III. La détermination de la peine en matière d’outrage au tribunal

[8] La règle 472 des Règles des Cours fédérales, DORS/98-106, énonce les sanctions que la Cour peut imposer en matière d’outrage au tribunal :

472 Lorsqu’une personne est reconnue coupable d’outrage au tribunal, le juge peut ordonner :

472 Where a person is found to be in contempt, a judge may order that

a) qu’elle soit incarcérée pour une période de moins de cinq ans ou jusqu’à ce qu’elle se conforme à l’ordonnance;

(a) the person be imprisoned for a period of less than five years or until the person complies with the order;

b) qu’elle soit incarcérée pour une période de moins de cinq ans si elle ne se conforme pas à l’ordonnance;

(b) the person be imprisoned for a period of less than five years if the person fails to comply with the order;

c) qu’elle paie une amende;

(c) the person pay a fine;

d) qu’elle accomplisse un acte ou s’abstienne de l’accomplir;

(d) the person do or refrain from doing any act;

e) que les biens de la personne soient mis sous séquestre, dans le cas visé à la règle 429;

(e) in respect of a person referred to in rule 429, the person’s property be sequestered; and

f) qu’elle soit condamnée aux dépens.

(f) the person pay costs.

[9] Les Règles ne précisent pas les principes qui permettent de déterminer une peine adéquate. On s’en remet habituellement aux principes régissant la détermination de la peine en droit criminel : Institut professionnel de la fonction publique du Canada c Bremsak, 2013 CAF 214, au paragraphe 29 [Bremsak]; Tremaine c Canada (Commission canadienne des droits de la personne), 2014 CAF 192 au paragraphe 19 [Tremaine]. Résumés aux articles 718 à 718.2 du Code criminel, LRC 1985, c C-46, ces principes comprennent les buts poursuivis par l’imposition de la peine, ainsi qu’une méthodologie visant à guider l’exercice de la discrétion judiciaire.
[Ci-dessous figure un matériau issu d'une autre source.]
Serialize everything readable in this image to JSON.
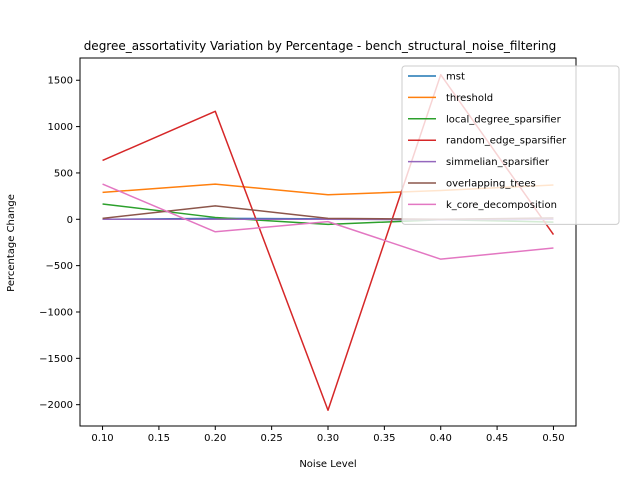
{
  "chart_data": {
    "type": "line",
    "title": "degree_assortativity Variation by Percentage - bench_structural_noise_filtering",
    "xlabel": "Noise Level",
    "ylabel": "Percentage Change",
    "x": [
      0.1,
      0.2,
      0.3,
      0.4,
      0.5
    ],
    "xlim": [
      0.08,
      0.52
    ],
    "ylim": [
      -2230,
      1740
    ],
    "xticks": [
      0.1,
      0.15,
      0.2,
      0.25,
      0.3,
      0.35,
      0.4,
      0.45,
      0.5
    ],
    "yticks": [
      -2000,
      -1500,
      -1000,
      -500,
      0,
      500,
      1000,
      1500
    ],
    "grid": false,
    "legend_position": "top-right",
    "series": [
      {
        "name": "mst",
        "color": "#1f77b4",
        "values": [
          0,
          10,
          5,
          -5,
          0
        ]
      },
      {
        "name": "threshold",
        "color": "#ff7f0e",
        "values": [
          290,
          380,
          265,
          310,
          370
        ]
      },
      {
        "name": "local_degree_sparsifier",
        "color": "#2ca02c",
        "values": [
          165,
          20,
          -55,
          -5,
          -30
        ]
      },
      {
        "name": "random_edge_sparsifier",
        "color": "#d62728",
        "values": [
          635,
          1165,
          -2060,
          1560,
          -165
        ]
      },
      {
        "name": "simmelian_sparsifier",
        "color": "#9467bd",
        "values": [
          0,
          0,
          0,
          -5,
          0
        ]
      },
      {
        "name": "overlapping_trees",
        "color": "#8c564b",
        "values": [
          10,
          145,
          10,
          0,
          15
        ]
      },
      {
        "name": "k_core_decomposition",
        "color": "#e377c2",
        "values": [
          380,
          -135,
          -25,
          -430,
          -310
        ]
      }
    ]
  }
}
[10] Tout comme les sanctions en matière criminelle, l’imposition d’une peine pour outrage au tribunal poursuit notamment des objectifs de dénonciation et de dissuasion : article 718 du Code criminel. Cependant, en matière d’outrage au tribunal, la peine poursuit fréquemment un but coercitif, c’est-à-dire de contraindre le défendeur récalcitrant à se conformer à une ordonnance du tribunal : Carey c Laiken, 2015 CSC 17 au paragraphe 31, [2015] 2 RCS 79; Canada (Revenu national) c Marshall, 2006 CF 788 au paragraphe 16. La règle 472a) illustre cet objectif : une peine d’emprisonnement peut être imposée jusqu’à ce que le contrevenant se conforme à l’ordonnance.
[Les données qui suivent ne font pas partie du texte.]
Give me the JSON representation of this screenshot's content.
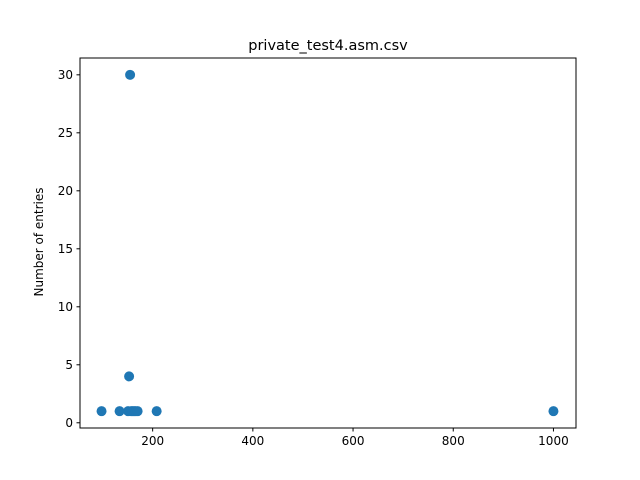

[11] La méthode permettant de déterminer la peine se fonde tout d’abord sur le principe de proportionnalité. Selon l’article 718.1 du Code criminel, « La peine est proportionnelle à la gravité de l’infraction et au degré de responsabilité du délinquant. » L’application de ce principe conduit le tribunal à apprécier les circonstances aggravantes et atténuantes qui peuvent affecter le degré de responsabilité ou aider à évaluer la gravité de l’infraction.
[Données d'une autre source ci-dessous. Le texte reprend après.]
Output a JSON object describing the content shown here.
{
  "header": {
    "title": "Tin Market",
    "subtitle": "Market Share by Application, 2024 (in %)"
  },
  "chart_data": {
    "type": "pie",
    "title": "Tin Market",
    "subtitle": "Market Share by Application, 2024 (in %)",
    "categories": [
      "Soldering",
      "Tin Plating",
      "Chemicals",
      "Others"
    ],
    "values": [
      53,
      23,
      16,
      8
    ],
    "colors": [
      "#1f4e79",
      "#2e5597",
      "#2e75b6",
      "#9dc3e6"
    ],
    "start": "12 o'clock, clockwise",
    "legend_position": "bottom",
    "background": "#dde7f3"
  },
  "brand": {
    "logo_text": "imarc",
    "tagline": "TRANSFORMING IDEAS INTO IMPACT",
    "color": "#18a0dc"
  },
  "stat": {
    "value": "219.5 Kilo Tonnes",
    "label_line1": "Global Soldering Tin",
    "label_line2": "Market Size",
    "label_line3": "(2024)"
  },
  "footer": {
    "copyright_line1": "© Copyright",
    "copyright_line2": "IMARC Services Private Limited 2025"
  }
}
[12] La gravité de l’infraction peut s’apprécier d’un point de tant objectif que subjectif : Tremaine, au paragraphe 23. Sur le plan objectif, on s’intéressera à la nature de l’acte posé, à ses effets, ou à sa durée. Sur le plan subjectif, l’intention du délinquant devient pertinente : a-t-il agi en toute connaissance de cause, ou s’est-il fié à des conseils professionnels?

[13] Les circonstances aggravantes peuvent comprendre le fait qu’il s’agit d’une récidive ou que le délinquant refuse de se conformer à l’ordonnance de la Cour, même après avoir été déclaré coupable : Tremaine, au paragraphe 25; Bell Canada c Red Rhino Entertainment Inc, 2021 CF 895 au paragraphe 13 [Bell Canada].

[14] Quant à elles, les circonstances atténuantes peuvent comprendre les remords ou les excuses présentées par le délinquant ou les efforts que celui-ci a déployés pour se conformer à l’ordonnance : Tremaine, au paragraphe 24; Bell Canada, au paragraphe 13. Dans la décision sur la culpabilité, aux paragraphes 50 à 54, j’ai souligné que l’expression « amende honorable » était souvent utilisée pour décrire de tels facteurs atténuants.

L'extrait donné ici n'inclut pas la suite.